O escritor francês Gabriel Matzneff, aclamado com vários prémios e financiado pelo Estado com um subsídio vitalício, relatou durante décadas as suas aventuras sexuais com menores em livros. Sempre foi mais elogiado do que criticado, mesmo que tenha defendido a legalização do sexo com menores. Só agora, depois da publicação das confissões de uma das jovens com quem se envolveu sexualmente, enfrenta acusações de pedofilia.
Gabriel Matzneff, de 83 anos, está a ser investigado pelo Ministério Público (MP) francês por “violação de menor” depois da publicação do livro “Le Consentement” (O Consentimento) da escritora Vanessa Springora.

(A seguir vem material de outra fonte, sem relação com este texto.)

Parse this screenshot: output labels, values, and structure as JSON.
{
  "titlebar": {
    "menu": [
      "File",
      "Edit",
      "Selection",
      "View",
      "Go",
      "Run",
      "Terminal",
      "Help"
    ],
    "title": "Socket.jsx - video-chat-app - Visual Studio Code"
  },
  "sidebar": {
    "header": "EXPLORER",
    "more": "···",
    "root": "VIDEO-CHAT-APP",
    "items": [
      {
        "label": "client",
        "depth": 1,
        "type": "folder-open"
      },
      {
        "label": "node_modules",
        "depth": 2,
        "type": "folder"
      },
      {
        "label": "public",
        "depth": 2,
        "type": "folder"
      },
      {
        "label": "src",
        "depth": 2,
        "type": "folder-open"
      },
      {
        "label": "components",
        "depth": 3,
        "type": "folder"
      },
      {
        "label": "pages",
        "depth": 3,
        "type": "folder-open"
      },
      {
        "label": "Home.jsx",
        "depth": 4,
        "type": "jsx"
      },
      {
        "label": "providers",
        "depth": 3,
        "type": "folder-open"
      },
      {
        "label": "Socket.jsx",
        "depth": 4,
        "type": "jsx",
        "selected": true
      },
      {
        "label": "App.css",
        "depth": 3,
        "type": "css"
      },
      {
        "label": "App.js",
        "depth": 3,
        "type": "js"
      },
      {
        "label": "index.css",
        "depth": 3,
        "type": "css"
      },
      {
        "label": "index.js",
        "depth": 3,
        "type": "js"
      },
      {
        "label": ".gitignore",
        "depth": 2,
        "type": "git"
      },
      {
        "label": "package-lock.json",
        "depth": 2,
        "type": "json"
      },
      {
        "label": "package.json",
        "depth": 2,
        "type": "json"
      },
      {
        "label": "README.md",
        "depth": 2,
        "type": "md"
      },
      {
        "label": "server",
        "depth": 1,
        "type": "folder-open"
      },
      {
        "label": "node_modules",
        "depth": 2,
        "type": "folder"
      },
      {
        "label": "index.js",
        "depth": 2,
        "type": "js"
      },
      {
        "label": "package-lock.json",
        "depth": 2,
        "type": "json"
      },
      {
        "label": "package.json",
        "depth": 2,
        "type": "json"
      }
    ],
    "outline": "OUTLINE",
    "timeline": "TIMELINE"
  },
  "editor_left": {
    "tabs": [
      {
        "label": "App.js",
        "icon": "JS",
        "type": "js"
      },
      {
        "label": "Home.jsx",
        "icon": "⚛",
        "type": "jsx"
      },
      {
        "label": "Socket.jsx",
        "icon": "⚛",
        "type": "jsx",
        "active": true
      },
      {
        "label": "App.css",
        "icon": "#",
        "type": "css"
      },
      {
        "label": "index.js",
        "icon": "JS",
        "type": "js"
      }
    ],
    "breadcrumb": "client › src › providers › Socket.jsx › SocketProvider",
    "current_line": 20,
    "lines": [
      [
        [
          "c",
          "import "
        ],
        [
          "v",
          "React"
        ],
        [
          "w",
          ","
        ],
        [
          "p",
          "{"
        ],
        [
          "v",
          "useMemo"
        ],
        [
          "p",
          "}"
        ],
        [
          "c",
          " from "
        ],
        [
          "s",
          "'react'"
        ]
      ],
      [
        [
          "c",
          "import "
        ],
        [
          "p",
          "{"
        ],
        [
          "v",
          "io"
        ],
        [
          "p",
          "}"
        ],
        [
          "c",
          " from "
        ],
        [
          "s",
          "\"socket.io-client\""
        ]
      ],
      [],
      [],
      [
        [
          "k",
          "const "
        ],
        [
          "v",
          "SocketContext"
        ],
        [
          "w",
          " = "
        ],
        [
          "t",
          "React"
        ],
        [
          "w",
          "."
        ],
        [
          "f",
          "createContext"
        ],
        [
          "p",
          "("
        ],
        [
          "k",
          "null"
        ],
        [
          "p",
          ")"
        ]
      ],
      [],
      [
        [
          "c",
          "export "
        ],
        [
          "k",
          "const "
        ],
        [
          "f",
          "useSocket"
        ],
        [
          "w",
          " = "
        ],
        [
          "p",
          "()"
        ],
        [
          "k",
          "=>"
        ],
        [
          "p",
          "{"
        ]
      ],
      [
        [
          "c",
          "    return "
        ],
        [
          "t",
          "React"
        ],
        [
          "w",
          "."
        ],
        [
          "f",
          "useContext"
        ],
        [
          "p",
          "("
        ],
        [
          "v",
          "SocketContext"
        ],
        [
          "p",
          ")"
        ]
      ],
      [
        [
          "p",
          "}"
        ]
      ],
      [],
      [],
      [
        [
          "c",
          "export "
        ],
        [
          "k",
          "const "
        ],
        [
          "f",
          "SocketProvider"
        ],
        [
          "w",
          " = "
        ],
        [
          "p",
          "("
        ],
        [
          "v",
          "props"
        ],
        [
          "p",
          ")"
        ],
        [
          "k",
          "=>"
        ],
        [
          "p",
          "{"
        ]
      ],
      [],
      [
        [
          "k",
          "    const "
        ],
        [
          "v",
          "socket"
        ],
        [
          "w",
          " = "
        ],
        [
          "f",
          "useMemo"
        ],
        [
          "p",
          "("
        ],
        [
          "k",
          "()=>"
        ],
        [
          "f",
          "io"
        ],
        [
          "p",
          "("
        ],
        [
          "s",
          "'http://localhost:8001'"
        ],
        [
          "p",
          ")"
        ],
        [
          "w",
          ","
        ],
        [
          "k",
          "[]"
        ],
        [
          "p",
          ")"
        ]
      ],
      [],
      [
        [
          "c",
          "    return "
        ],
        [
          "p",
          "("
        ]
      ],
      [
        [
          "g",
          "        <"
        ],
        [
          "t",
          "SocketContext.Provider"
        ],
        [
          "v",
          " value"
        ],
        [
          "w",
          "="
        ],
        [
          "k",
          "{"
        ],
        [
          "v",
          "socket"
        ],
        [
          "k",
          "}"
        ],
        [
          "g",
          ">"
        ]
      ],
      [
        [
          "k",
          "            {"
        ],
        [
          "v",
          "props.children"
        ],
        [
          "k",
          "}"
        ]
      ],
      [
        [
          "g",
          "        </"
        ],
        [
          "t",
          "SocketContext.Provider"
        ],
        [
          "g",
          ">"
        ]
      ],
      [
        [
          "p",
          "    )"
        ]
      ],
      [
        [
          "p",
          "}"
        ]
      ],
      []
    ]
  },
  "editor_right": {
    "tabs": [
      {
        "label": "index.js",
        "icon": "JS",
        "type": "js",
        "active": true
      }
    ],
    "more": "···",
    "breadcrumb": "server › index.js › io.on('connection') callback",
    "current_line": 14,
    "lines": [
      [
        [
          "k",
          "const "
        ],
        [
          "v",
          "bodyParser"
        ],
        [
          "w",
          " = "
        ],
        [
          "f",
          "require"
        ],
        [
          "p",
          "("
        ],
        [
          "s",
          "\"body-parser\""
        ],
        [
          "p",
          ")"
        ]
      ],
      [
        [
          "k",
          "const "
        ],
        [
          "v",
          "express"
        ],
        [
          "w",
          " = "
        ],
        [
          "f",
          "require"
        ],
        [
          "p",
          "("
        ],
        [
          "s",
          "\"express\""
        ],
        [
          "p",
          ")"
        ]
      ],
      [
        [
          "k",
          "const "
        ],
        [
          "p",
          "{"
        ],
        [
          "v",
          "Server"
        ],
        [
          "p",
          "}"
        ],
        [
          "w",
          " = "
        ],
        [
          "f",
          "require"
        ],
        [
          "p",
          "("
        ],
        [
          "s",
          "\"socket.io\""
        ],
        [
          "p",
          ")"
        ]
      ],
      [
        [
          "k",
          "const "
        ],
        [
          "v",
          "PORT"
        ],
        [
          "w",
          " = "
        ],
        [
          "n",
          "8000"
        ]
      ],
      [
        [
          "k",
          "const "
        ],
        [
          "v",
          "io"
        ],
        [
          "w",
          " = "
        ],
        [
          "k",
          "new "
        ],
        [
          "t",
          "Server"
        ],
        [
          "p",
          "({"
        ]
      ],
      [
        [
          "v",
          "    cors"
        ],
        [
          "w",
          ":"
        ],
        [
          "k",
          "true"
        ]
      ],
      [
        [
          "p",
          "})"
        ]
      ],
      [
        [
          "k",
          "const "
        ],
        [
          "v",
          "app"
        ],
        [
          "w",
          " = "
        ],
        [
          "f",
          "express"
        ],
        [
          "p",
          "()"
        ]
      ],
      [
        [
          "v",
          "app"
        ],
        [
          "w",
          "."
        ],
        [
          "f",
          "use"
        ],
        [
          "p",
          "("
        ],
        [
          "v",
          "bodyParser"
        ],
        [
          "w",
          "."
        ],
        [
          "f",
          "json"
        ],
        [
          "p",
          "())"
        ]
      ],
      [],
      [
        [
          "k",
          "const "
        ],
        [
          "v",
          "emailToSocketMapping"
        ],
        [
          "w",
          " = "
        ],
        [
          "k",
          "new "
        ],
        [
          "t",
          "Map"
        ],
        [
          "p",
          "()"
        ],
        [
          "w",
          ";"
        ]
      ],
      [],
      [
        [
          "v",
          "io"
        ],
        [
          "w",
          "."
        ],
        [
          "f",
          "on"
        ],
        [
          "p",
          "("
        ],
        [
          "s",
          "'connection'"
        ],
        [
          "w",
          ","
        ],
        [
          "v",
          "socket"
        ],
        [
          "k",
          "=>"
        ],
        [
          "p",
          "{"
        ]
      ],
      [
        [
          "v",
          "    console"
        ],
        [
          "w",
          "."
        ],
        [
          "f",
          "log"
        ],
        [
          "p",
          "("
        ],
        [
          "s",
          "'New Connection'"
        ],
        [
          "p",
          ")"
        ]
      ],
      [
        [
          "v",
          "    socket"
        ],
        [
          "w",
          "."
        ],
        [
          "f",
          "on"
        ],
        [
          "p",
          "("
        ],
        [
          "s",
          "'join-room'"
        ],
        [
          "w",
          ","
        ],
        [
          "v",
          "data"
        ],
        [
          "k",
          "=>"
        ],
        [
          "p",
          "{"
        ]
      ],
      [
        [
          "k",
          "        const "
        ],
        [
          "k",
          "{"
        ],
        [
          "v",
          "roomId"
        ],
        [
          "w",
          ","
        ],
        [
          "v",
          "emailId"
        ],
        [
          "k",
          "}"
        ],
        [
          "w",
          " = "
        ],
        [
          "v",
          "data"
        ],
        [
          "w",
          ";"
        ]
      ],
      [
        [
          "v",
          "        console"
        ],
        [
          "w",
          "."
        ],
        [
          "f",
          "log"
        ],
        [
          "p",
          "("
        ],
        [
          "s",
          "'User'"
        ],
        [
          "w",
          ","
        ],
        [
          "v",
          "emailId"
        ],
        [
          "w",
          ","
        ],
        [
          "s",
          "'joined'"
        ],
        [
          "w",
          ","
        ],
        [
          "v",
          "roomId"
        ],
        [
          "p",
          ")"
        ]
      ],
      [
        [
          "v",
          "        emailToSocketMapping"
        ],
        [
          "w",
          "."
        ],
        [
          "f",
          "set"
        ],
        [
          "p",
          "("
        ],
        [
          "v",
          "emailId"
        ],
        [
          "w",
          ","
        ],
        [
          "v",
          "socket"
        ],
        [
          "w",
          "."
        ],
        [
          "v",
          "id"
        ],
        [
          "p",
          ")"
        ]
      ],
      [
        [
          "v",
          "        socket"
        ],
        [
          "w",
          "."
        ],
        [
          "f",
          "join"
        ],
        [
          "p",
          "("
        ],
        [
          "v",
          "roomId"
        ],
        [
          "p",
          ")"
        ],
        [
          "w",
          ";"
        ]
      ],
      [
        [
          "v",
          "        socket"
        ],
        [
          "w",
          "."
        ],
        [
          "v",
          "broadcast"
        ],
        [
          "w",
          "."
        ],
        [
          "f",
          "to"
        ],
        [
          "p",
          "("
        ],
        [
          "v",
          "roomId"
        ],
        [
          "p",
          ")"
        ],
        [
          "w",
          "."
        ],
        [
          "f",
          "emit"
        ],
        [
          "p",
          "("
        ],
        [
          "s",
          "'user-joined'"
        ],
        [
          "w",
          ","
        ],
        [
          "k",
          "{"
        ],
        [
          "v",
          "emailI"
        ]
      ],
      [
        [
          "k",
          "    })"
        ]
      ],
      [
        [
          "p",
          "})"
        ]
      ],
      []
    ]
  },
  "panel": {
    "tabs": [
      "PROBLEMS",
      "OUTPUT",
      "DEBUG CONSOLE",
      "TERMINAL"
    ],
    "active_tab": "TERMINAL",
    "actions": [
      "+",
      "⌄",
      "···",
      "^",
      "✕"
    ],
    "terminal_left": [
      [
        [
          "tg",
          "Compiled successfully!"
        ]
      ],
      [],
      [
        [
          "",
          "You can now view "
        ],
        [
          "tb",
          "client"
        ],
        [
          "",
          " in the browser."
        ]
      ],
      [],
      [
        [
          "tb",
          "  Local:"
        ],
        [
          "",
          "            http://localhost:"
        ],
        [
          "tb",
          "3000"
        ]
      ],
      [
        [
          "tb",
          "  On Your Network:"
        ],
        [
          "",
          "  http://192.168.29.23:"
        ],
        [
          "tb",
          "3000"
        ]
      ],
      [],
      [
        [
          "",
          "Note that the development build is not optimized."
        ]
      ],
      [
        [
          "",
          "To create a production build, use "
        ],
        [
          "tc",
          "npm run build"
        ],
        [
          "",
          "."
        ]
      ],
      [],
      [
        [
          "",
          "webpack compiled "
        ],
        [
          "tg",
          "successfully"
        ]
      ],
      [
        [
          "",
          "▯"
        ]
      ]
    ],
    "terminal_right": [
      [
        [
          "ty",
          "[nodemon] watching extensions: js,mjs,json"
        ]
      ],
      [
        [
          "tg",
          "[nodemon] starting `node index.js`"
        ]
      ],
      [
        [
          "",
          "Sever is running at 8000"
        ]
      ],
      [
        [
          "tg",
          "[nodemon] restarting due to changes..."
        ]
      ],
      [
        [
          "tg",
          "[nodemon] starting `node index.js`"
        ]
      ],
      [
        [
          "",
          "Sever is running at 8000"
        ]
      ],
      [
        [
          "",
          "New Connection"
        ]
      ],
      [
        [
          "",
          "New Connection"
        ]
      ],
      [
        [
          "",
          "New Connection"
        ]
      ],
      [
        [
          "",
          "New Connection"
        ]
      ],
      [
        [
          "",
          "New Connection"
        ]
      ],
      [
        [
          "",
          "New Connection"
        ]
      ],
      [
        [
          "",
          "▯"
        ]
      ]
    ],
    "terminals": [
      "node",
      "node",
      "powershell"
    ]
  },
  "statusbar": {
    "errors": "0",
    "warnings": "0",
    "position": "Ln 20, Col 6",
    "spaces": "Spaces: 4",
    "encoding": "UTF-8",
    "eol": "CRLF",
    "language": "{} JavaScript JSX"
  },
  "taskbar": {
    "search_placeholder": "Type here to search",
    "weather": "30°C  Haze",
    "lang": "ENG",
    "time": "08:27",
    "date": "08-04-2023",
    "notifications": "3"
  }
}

A também directora da Éditions Julliard, editora francesa, conta na obra como viveu uma relação amorosa com Matzneff quando tinha apenas entre 13 e 14 anos.
“Aos 14 anos, não deveria ser esperada por um homem de 50 anos à saída do colégio, não deveria morar num hotel com ele, nem me encontrar na cama dele, ou ter o seu pénis na boca à hora do lanche”, escreve Vanessa Springora, como cita a imprensa francesa. Ela alega que foi seduzida pelo escritor e que só deixou de estar apaixonada por ele quando descobriu os seus escritos sobre as relações que manteve, ao longo de décadas, com rapazes e raparigas adolescentes, nomeadamente em viagens de sexo que fez pelo Sudeste Asiático.
Em França, a maioridade sexual está fixada nos 15 anos. Qualquer relação sexual com um menor dessa idade constitui um crime.
Apesar das circunstâncias da Lei e de o tema das aventuras sexuais com jovens adolescentes marcar quase toda a obra de Gabriel Matzneff, o escritor nunca foi importunado pela justiça. Assinou obras como “Les Moins de 16 ans” (Os menores de 16 anos), onde escreveu que “dormir com uma criança é uma experiência sagrada” – uma obra lançada em 1974 e republicada em 2005. E foi aclamado pelo meio literário francês durante anos, aparecendo em programas de televisão a defender a legalização do sexo com menores.
Matzneff recebeu mais de 160 mil euros do Estado
Gabriel Matzneff é um dos escritores franceses consagrados que recebe apoios financeiros do Estado como reconhecimento pelo seu contributo literário. A imprensa francesa avança que ele terá recebido, desde 2002, mais de 160 mil euros de fundos públicos.
Agora, arrisca-se a perder a subvenção vitalícia estatal que é destinada a escritores idosos com poucos recursos financeiros, como já admitiu o ministro da Cultura, Franck Riester, que alega que “a aura literária não é uma garantia de impunidade”.
Uma posição que diverge completamente da atitude do passado do mesmo ministério que, em 1995, agraciou o escritor com a Ordem das Artes e das Letras – nessa altura, não terá achado relevantes os relatos das suas experiências sexuais com menores que perpassam por toda a sua obra.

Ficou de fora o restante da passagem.